According to him: “Though only females are normally barred when Oro festival is being carried out, this time around, it has no respect for any gender.
“This is an official statement from the palace of Awara of Iwara-Ife, who is the head of Oro diety, that on Wednesday, there would be official proclamation of the demise of Ooni of Ife. The proclamation will be made public during the Oro festival, being the final rites on the demise of the Ooni of Ife.
“The residents of the ancient town are, therefore, urged to keep away from the streets between the hours of 9.00 a.m. and 4.00 p.m., during which the Oro deity will be out. With the announcement, people are advised to stay in-door for the period the Oro will be out.”

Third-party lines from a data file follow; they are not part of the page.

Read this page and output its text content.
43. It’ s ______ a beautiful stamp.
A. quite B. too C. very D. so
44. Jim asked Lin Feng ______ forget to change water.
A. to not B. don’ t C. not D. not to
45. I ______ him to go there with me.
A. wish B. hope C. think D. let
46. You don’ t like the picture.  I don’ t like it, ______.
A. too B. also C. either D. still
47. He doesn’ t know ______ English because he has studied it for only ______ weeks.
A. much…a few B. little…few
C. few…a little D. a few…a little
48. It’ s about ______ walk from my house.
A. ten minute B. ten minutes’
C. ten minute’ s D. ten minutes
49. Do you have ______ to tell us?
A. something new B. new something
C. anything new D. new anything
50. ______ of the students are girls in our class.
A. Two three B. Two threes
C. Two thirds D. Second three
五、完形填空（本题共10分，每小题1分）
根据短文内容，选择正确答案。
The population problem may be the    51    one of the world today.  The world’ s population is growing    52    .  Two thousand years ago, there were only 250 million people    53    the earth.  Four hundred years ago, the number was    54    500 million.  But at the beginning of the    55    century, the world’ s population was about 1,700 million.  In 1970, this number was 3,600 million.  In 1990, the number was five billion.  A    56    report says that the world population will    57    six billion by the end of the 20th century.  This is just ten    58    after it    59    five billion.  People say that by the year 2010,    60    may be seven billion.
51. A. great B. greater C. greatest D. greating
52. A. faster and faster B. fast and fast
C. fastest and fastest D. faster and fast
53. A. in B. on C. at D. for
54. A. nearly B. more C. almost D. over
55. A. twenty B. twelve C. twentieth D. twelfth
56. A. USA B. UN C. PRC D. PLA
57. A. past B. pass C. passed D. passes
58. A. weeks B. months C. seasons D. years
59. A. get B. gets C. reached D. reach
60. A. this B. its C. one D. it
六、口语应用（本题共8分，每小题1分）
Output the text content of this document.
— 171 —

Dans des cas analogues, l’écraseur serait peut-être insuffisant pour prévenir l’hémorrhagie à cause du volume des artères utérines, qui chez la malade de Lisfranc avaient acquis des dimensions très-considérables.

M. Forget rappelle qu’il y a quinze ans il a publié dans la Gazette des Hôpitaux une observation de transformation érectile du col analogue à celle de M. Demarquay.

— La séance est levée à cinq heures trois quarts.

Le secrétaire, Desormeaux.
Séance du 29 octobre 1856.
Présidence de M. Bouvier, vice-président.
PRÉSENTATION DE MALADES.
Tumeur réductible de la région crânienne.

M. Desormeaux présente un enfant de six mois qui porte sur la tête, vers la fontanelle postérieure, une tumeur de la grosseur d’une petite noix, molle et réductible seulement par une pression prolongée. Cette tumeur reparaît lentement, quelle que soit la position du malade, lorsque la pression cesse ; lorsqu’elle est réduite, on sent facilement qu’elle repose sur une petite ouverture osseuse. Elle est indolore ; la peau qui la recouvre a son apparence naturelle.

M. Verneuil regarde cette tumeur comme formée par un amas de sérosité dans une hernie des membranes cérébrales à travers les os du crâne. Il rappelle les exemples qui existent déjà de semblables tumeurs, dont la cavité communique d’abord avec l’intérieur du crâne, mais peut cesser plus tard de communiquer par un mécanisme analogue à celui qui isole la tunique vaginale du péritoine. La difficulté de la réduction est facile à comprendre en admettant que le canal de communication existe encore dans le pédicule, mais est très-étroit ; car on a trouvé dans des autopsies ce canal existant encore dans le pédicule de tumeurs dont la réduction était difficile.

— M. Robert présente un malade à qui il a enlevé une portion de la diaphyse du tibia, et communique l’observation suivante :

Since July 28, 2015 when the news of the demise of the Ooni of Ife, Oba Sijuwade, was reported in the media, there had been raging controversy as traditional chiefs in Ile-Ife insisted that the monarch was still alive.
The Ife Royal Traditional Council (RTC), at a recent closed-door meeting with Governor Rauf Aregbesola, at Oke-Fia Government House in Osogbo, debunked the story, contending that the monarch was hale and hearty.